Hep güzeli arar ve basmakalıba hiç rağbet etmez. Yeninin peşinde koşan, kültürlü bir denemedir. Nurullah Ataç’ın deneme hakkında düşündükleri bu şekildedir. Ancak bazı hususlarda takınmış olduğu birtakım tavırlar bazı yazarlar tarafından eleştirilmektedir. Nurullah Ataç’ın eleştirildiği yön Türkçenin arılaştırılması konusundaki inadıdır.

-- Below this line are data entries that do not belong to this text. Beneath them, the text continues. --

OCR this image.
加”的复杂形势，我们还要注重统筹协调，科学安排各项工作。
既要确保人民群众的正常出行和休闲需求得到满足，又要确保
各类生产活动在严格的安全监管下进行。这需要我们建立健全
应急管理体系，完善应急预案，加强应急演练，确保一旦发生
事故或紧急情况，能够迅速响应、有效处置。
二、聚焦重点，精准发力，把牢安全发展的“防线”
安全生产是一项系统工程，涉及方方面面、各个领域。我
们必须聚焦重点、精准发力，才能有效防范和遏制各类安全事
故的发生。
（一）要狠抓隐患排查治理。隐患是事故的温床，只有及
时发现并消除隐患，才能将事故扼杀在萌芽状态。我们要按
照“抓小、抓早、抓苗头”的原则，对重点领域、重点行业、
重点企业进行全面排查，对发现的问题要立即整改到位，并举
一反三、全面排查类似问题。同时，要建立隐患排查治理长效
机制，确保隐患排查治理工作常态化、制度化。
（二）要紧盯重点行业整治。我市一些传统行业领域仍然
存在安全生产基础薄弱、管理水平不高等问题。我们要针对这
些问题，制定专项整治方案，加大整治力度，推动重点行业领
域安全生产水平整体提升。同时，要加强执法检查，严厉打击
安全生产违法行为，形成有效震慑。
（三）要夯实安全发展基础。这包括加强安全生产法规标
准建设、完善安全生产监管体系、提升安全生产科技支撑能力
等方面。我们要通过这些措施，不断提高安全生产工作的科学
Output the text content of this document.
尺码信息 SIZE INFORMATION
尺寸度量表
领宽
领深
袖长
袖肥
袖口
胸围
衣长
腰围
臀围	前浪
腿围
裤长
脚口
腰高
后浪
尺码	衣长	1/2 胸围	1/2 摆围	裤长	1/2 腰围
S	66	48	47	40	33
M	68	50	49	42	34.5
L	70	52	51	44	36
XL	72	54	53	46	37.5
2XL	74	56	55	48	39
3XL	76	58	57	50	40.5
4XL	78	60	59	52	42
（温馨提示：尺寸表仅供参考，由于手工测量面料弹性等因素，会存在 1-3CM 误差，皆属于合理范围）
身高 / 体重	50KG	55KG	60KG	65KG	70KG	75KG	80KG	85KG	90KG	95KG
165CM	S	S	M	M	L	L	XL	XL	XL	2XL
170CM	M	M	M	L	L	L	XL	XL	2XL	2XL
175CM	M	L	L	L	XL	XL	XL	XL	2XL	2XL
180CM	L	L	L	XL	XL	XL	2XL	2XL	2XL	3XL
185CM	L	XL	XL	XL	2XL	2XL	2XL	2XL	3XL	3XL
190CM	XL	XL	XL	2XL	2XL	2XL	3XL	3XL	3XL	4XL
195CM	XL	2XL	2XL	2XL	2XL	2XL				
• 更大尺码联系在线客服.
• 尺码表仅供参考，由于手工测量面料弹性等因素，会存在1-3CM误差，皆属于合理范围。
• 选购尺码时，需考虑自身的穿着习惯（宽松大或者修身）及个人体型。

Tanpınar, Ataç’ın ölümü üzerine “Edebiyat Üzerine Makaleler” adlı söyleşisinde kaleme almış olduğu bir yazıda şu ifadelere yer vermiştir: “…en hâlis Türkçe kelimeleri dilden atmağa kalkması bir türlü anlayamadığım şeydir. O, milletimizin dilini en iyi konuşan adamdı; bir klan dili ile konuşmağa kalkıştı.” der. Tanpınar, kullandığı bu ifadelerle Ataç’ı eleştirmektedir ve Ataç’ın Türkçe kelimeleri daha da sadeleştirmeye çalışmıştır der.

Mustafa Mihman da Nurullah Ataç’ bu yönünden dolayı eleştirmektedir. Ancak, Mustafa Mihman Ataç’ı eleştirmesine rağmen onun çok iyi bir denemeci olduğunu söyler. Ataç’ın denemeleri için zevkle okuduğum titiz bir şekilde kaleme alınmış yazılardır der. Ataç’ın denemelerini okumayan kişilerin fazla zaman kaybetmeden okumalarını tavsiye ediyor.